Why can't a Saudi prince and princess sell their mansion?

When we think of the nobility of Saudi Arabia, images of prosperity, gold, gilded palaces and soirees on decadent megayachts immediately come to mind...

The concerns of ordinary people, not to say plebeians, such as home maintenance, stained carpets and untidy gardens are something far removed from the Saudi nobility in our minds, but is it really so? Princess Fahdah Husain Abdulrahman Al-Athel and her husband, Prince Faisal Bin Abdullah Bin Abdulaziz Al Saud, showed us what a completely unknown side of the life of those with blue blood looks like, which includes everything previously mentioned.

According to Bloomberg, this royal couple was at loggerheads over their Beverly Hills mansion. As we learn, they quarrelled over who would replace the destroyed carpets and neglected gardens in the once luxurious property that they want to sell. The couple owned an eighteen-room mansion in Beverly Hills, which occupies 2.3 acres in the gated Beverly Park enclave.

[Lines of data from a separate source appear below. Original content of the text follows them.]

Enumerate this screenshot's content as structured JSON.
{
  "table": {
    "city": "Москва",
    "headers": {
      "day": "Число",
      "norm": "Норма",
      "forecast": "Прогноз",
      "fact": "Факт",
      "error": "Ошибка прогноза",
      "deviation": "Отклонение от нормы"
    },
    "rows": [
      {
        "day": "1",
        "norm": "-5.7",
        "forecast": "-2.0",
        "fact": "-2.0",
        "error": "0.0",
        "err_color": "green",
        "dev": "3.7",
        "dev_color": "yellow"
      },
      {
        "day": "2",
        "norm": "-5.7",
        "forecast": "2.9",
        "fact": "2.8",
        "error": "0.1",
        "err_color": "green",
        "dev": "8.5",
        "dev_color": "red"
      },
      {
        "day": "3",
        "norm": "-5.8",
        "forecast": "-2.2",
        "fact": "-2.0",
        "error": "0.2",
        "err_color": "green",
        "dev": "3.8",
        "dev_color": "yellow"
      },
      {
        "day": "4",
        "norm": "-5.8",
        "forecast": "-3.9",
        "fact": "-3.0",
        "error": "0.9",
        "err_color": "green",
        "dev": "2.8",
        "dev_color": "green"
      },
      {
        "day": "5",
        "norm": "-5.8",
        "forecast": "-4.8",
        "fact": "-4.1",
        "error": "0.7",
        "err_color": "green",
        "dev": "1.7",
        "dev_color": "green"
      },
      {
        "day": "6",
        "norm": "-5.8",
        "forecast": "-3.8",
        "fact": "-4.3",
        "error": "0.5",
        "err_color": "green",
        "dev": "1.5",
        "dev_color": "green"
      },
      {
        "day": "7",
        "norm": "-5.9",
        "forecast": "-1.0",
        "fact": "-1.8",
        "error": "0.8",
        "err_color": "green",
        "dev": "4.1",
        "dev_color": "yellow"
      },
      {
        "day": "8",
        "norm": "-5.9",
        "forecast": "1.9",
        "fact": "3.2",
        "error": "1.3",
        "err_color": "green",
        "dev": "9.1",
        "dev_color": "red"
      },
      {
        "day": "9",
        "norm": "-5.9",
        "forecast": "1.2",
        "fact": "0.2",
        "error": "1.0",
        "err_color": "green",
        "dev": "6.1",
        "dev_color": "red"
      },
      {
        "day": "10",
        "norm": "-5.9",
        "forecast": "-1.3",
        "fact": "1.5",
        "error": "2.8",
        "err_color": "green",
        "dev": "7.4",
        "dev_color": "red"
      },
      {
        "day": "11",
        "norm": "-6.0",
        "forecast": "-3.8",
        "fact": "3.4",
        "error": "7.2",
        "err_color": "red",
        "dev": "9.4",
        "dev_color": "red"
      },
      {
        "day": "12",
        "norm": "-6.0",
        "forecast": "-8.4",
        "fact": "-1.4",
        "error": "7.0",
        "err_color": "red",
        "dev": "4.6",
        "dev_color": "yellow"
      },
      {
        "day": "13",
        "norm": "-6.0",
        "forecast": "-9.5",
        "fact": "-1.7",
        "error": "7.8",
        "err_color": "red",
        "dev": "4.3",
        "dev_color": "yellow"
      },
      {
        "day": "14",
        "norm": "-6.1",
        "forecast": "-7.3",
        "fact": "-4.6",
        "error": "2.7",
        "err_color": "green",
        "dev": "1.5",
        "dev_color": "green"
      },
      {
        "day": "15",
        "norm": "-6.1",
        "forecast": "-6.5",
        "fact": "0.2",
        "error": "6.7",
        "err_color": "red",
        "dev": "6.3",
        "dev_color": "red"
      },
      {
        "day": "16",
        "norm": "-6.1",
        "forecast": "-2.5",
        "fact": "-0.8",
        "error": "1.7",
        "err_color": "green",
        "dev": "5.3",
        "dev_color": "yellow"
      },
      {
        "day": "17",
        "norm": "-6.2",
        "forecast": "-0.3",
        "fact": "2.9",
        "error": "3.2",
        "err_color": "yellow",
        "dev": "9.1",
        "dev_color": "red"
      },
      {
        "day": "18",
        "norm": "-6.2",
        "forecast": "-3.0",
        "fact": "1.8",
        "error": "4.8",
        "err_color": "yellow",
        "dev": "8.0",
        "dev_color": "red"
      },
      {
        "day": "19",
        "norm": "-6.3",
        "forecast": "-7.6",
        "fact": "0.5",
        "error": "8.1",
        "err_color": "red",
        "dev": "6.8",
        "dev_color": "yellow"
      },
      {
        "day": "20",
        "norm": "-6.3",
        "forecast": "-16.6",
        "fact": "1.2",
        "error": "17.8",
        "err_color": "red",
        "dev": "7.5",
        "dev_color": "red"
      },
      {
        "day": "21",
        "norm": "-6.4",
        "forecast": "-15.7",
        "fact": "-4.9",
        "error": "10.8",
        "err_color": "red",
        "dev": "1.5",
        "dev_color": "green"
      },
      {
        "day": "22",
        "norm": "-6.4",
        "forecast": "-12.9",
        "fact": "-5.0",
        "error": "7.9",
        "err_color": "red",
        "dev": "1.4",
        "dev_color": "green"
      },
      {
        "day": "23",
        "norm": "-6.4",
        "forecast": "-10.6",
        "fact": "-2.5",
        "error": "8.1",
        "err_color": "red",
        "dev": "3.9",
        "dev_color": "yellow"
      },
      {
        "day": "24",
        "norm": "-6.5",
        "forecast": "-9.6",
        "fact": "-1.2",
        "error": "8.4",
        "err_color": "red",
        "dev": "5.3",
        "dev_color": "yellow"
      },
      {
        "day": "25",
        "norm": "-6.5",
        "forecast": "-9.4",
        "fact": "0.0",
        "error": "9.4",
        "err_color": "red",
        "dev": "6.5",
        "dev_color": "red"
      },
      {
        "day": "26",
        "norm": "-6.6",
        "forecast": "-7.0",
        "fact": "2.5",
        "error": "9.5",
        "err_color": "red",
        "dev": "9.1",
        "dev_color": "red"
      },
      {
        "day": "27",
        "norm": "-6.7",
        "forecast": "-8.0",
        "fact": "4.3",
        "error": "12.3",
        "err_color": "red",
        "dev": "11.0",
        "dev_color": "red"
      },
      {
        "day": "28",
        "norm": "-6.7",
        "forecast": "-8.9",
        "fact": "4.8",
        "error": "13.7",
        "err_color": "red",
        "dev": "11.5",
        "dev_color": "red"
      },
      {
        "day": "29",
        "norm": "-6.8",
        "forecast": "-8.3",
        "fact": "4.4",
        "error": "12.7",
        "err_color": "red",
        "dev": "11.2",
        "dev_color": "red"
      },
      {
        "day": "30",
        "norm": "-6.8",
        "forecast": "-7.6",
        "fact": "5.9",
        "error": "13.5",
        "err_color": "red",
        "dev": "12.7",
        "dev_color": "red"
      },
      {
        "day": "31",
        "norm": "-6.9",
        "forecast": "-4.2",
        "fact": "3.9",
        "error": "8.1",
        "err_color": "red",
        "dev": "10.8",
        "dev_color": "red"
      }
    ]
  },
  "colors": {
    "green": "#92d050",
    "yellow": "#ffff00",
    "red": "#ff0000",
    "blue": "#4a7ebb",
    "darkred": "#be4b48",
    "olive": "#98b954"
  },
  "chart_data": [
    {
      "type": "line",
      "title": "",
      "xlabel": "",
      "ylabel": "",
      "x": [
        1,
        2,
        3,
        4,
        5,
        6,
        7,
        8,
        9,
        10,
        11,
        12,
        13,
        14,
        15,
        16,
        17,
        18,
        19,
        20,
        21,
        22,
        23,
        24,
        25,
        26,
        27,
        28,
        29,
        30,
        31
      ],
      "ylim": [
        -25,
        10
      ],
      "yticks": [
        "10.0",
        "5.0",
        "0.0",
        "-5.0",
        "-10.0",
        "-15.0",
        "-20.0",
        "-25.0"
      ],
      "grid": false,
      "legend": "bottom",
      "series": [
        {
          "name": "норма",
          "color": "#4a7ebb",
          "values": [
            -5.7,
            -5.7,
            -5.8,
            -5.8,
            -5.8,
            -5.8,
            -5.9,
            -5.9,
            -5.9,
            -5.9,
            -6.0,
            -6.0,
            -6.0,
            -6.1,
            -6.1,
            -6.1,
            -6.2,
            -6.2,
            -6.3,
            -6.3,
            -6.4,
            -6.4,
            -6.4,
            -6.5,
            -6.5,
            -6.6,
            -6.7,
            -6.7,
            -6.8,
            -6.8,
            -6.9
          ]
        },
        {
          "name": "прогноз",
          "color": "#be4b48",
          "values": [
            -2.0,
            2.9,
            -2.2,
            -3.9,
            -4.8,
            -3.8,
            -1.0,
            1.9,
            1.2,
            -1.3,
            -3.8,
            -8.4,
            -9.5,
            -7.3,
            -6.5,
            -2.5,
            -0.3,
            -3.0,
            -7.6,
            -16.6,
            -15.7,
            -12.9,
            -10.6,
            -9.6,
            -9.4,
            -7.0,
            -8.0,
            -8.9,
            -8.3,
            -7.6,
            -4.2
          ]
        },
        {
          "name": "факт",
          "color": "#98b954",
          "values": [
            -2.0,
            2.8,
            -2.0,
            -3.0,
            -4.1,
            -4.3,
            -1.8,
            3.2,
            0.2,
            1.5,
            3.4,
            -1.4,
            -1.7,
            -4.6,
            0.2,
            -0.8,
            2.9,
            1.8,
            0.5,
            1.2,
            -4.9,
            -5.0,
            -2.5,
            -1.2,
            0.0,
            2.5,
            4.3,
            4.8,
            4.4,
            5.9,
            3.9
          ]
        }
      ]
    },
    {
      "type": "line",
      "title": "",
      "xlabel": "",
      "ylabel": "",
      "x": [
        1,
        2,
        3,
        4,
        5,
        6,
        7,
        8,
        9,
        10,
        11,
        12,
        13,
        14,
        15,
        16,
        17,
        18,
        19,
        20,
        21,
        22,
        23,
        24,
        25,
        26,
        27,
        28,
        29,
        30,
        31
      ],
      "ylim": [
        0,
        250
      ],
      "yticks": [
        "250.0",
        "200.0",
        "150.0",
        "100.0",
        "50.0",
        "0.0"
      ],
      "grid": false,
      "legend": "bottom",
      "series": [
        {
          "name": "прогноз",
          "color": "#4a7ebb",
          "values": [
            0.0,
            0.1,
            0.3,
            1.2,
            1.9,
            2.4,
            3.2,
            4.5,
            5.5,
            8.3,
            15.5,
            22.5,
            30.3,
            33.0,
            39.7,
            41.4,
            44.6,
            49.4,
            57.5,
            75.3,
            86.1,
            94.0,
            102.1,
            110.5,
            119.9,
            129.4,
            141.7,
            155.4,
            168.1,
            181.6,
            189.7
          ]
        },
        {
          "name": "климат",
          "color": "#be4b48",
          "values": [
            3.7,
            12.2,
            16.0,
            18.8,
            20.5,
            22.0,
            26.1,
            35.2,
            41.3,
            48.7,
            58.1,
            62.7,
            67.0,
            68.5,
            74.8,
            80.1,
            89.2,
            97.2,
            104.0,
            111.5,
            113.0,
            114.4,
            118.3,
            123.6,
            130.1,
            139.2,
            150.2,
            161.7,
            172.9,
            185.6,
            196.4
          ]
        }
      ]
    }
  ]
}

The couple, who separated in 2016, bought this home of about 2,700 square meters in October 2011 at a price of 16.8 million dollars. Since then, this "cottage" has been a perfect representation of the breakdown of their marriage and has become completely neglected. "Its exterior is neglected, the pool is empty, while the water lines are also drained," said the princess's lawyer. "Most of the carpets inside the villa are stained, damaged and generally unusable," he added. According to reports, the princess asked a judge in Delaware to order the prince to sign a contract, which obligates him to make all necessary repairs.

The prince did not want to allow her to sell this home, until they agreed on how to divide the profits. He even demanded back his 41 million dollars, which he lent her to renovate this property, since the former princess did not pay enough attention to the maintenance, as the prince's lawyers say. According to court records, the house was put up for sale at a price of $20 million, but the couple clashed again – they couldn't agree on who had the right to sell the property.

Prince Faisal, son of the late Saudi King Abdullah, bought this property for nearly $17 million through a Delaware company. Being located in a protected enclave of the wealthy, the prince and princess had Mark Wahlberg, CEO of Tom Gores' Platinum Equity fund, and former San Francisco Giants player Barry Bonds as neighbours. The once magnificent villa in the Tuscan countryside style contained hi-tech audio-visual systems, along with exterior lighting, furniture and accessories valued at 1.3 million dollars. All this raised the price of the villa to 34 million dollars, if we are to believe the websites dealing with the sale of real estate. However, the former wife of Prince Faisal did not take care of the maintenance of this villa, which reduced its value at lightning speed.